What's Cool In Road Cycling

Caribbean PEZ: Argentina’s Sebastian Donadio

In a sport where interesting characters are thinner on the ground that they used to be, Argentina’s Sebastian Donadio is an exception to the rule: lawyer, road man, six day rider, singer and head of a school for cyclists. PEZ had a word with Seb on a sticky evening at Palo Seco Velodrome in Southern Trinidad during the recent Beacon Cycling Festival.

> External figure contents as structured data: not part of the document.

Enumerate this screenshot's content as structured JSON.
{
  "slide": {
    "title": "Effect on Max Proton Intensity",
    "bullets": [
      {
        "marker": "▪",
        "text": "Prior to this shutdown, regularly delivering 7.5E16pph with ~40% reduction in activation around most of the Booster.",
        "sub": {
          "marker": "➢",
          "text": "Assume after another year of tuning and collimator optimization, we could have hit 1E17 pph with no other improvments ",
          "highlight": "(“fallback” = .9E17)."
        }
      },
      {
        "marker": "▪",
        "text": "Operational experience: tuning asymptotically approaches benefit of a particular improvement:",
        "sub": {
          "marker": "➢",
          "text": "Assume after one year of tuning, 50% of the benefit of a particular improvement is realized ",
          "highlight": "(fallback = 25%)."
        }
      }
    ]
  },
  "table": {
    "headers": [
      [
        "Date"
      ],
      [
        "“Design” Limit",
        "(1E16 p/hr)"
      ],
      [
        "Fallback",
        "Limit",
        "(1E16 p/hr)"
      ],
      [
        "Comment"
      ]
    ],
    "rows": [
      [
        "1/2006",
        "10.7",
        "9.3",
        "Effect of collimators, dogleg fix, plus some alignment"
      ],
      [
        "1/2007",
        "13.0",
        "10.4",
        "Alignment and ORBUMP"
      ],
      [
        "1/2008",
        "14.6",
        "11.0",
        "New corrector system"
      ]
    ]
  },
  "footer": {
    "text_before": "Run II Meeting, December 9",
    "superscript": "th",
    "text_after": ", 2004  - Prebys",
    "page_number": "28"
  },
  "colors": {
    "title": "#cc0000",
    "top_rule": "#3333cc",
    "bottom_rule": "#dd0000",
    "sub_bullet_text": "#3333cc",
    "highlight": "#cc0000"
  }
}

PEZ: Tell us about the cycling school, Seb.
It started 14 years ago, it wasn’t planned. At first it was just me training a friend, he spoke to friends of his, they spoke to theirs and I started with 10 guys. I was just finishing qualifying as a lawyer – that took me 11 years because I was training and racing all through it.

Now we average between 90 to 100 students, we have five teachers, the youngest student is nine and the oldest 67.

It is a private school, everyone must pay, it’s a private school with no state assistance.

PEZ: How is cycling in Argentina?
Argentina is huge, the size of maybe 15 European countries, 3000 kilometres long, 1000 kilometres wide.

The strength of cycling varies according to the area; it’s most popular in the San Juan area. But the Tour of San Luis (won in 2010 by Nibali of Liquigas) is very well organised; that area is into sport and promoting itself, it might as well be a different country from the rest of Argentina.

In general though, it’s not a big sport.

PEZ: How did your trips to Trinidad come about?
Five years ago I heard from the organiser, Michael Phillips – we had ridden together at the junior track Worlds in Middlesborough, England in 1990 but he didn’t realise I was still racing until he saw my name in the results for the World Cup at LA in 2005. He invited me to come and race – I did and return each year.

PEZ: Where’s your favourite place to race?
In Holland, people really like their cycling, they’re very supportive. I like to race in Italy too and one year I rode a track Grand Prix in Edinburgh – I really liked it, there.

PEZ: Tell us about the singing.
I started playing the organ when I was 13 years old, I always wanted to put music first, but I had my cycling. At a race in Mar de Plata in 2002 the organiser of the Fiorenzuola six saw me singing, and was surprised – he said there was a ride for me in his race if I wanted. So, in 2003 I rode Fiorenzuola and sang there, too. After I return to Argentina, I’m going to take three months off to record my first CD – that will be a dream come true.

PEZ: Can you make Marvulli a singer?
I think so! I think he gets a little embarrassed when we appear in front of people, like at the Copenhagen Six Days; he’s always better in our little rehearsals. But he’s my number one master of ceremonies.

PEZ: Isn’t it a hassle lugging a key board around the world?
It’s bad enough with a bike, yes – but it gets me contracts and it’s my life, so if there’s excess baggage to pay, it’s not a problem.

PEZ: You’ve won sixes.
I’ve won a summer six – Torino and a winter one – Cremona. To win the bigger races I need to improve my level so as I can ride with higher level partners.

PEZ: Will we see a Buenos Aires Six, again?
It depends on the Economy, Juan Curuchet (Olympic madison champion with Walter Perez) is head of the Argentinean Federation and he’s trying to put it together, but it’s not certain.

PEZ: Which of your cycling performances gave you most satisfaction?
I was third in a World Cup madison at LA with the Argentinean road champion, Jorge Pi, it was his first madison and no one expected us to ride so well – that was a nice race.

PEZ: Do you race all year?
Normally I don’t take breaks, but as I said, I’m taking three months off to do the CD. I’ll continue with my core training – weights and gym work but I’m hoping the rest from cycling will mean I come back fresh and 2011 will be my best year.

PEZ: You’re 38 now, how many more seasons?
It all depends on the sensations I have; if I can continue at a high level, then I will. I have no family commitments and as long as I can be competitive with the big riders, I’ll continue. It’s OK to suffer if you get results and enjoy it.

PEZ: You have a UCI coaching certificate.
Yes, to ‘level 1’ but also I was voted ‘Cycling Coach of the Year’ three times by Argentinean sports writers.

PEZ: Regrets?
I wish I had stopped cycling and concentrated 100% on qualifying as a lawyer, rather that trying to both things. I would have had plenty of time to go back to cycling – I mean, I’m 38! I ended up not being best at either and it tool a long time to get qualified. Even if it meant that it would have been a little later becoming a full time cyclist.

With thanks to Sebastian for his time on a hot and sultry night.